Answer
$\dfrac{4+18t^2}{\sqrt{4+9t^2}},\dfrac{6t^2}{\sqrt{4+9t^2}}$
Work Step by Step
Formula to calculate the tangential acceleration component is:
$a_T=\dfrac{r'(t) \cdot r''(t)}{|r'(t)|}$ ....(1)
and
Formula to calculate the normal acceleration component is:
$a_N=\dfrac{r'(t) \times r''(t)}{|r'(t)|}$ ....(2)

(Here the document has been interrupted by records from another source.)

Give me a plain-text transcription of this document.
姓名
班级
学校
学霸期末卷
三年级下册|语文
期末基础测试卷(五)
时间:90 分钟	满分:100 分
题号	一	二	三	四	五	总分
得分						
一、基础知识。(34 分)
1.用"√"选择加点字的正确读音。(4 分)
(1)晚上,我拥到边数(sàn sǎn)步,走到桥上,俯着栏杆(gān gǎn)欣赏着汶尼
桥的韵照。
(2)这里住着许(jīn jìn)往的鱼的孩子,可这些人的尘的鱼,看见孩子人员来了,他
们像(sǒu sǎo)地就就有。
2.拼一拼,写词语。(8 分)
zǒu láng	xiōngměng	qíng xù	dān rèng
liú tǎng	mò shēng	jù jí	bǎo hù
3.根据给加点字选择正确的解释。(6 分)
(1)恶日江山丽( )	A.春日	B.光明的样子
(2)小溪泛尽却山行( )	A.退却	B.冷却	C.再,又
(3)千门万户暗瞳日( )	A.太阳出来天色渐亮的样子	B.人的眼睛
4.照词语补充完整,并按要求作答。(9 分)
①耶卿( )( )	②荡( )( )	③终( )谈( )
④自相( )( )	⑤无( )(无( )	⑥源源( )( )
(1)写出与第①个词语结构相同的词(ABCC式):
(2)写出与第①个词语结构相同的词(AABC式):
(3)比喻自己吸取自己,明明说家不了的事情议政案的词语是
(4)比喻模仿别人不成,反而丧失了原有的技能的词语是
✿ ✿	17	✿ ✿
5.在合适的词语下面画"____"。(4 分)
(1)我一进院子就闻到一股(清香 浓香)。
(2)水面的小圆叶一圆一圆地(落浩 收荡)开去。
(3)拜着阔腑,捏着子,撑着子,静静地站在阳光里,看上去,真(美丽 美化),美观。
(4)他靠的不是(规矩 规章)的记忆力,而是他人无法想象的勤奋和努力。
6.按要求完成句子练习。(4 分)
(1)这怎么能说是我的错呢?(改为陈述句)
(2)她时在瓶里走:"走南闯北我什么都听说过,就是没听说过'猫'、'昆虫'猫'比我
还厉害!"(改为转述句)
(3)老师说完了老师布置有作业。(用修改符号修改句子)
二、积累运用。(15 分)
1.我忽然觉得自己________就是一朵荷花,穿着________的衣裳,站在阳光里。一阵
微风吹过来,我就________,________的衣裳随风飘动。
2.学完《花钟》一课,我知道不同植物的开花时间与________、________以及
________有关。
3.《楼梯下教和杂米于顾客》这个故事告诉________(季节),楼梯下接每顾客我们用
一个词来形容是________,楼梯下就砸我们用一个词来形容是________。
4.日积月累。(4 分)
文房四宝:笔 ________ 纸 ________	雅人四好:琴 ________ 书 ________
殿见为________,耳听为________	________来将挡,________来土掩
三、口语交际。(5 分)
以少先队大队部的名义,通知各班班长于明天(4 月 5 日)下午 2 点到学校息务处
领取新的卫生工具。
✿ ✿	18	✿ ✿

Thus, $r'(t)= 2ti+3t^2 j$ and $r''(t)=2i+6tj$
$|r'(t)|=\sqrt{(2t)^2+(3t^2)}=t\sqrt{4+9t^2}$
$r'(t) \cdot r''(t)=[2ti+3t^2 j] \cdot [2i+6tj]=4+18t^2$
and
$r'(t) \times r''(t)=[2ti+3t^2 j] \times [2i+6tj]=6t^2 k$
From equation (1), we have
$a_T=\dfrac{r'(t) \cdot r''(t)}{|r'(t)|}=\dfrac{4+18t^2}{\sqrt{4+9t^2}}$
From equation (2), we have
$a_N=\dfrac{|r'(t) \times r''(t)|}{|r'(t)|}=\dfrac{6t^2}{\sqrt{4+9t^2}}$